American League Predictions for 2015
Now that the 2015 baseball season is just right around the corner, it’s time to once again take a look at which teams will be the pretenders, and which will be the contenders this year.
I normally have no idea how my predictions turn out from year to year, because I typically forget all about them by about April Fool’s Day. So I decided to go back and take a look at last season’s predictions, and, strangely enough, I did pretty well. Of the ten teams that made the playoffs last season, I correctly forecast eight of them: Baltimore, Detroit, Kansas City, Anaheim, Washington, St. Louis, Pittsburgh, and Los Angeles.
The ones I got wrong? I picked Tampa Bay to win the A.L. East, and they turned out to be terrible. Instead, the A’s made the playoffs as a Wild Card team. In the N.L., I somehow thought the Reds looked strong enough to capture a Wild Card slot, but the Giants once again assembled just the right mix of players to vaunt all the way to the World Series, where Madison Bumgarner took things into his own hands.
With the Red Sox alternating horrible years with World Championship seasons, it’s always a challenge to predict where they will finish in the A.L. East, which then makes it difficult to slot the other divisional teams around them, but we’ll have a go at it anyway.
To begin with, I don’t think there’s a 90-win team in this division. Whichever team wins this division will probably finish with around 87-89 victories.
1) Red Sox (they finished last in 2014, so….)
2) Tampa Bay (may win anywhere from 78-85 games.
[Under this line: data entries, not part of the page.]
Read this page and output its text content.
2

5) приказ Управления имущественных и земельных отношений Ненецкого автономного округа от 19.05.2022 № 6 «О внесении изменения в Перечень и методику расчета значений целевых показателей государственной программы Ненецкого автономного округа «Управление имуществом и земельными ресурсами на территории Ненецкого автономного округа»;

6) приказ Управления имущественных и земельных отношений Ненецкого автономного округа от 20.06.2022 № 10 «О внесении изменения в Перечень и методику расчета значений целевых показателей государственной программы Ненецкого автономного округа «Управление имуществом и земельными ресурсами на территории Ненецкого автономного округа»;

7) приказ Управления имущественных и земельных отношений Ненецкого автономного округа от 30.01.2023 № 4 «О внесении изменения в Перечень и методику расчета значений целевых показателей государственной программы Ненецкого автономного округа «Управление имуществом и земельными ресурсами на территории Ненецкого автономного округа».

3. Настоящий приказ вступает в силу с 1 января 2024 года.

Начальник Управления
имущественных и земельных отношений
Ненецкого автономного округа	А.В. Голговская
I’ll go with 83 wins.)
3) Toronto (will one win fewer games than the Rays.)
4) Orioles (will finish right at .500.)
5) Yankees (will win around 80 games.)
The primary question here is whether or not the Tigers have enough left in the gas tank to pull out yet another divisional title.
1) White Sox (Some nice moves over the winter, and a division ripe for the taking.)
2) Tigers (Still enough left to win up to 85 games, but no longer the favorites to win.)
3) Indians (Will look more or less like last year, a competitive team without enough horses.)
4) Royals (Significant regression here. Perhaps not even a .500 club.)
5) Twins (Not quite a minor league team; we’ll call them a Four-A club.)
Baseball’s best division. The A’s might still have enough to steal a Wild Card, and the Astros will make a significant leap forward this year.
1) Angels (Still the deepest team, and Garret Richards is coming back mid-April. My early choice for A.L. Cy Young winner.)
2) Mariners (Wild Card, but consider: Only twice in his career has Nelson Cruz ever topped 130 games played. Yes, he’ll mostly D.H., but guys like him find ways to get hurt.)
3) A’s (One of two teams in the Bay Area it is foolish to completely rule out. More wins than losses again this year.)
4) Astros (Could push 80 wins, but I’ll call it 79, nine more than last year.)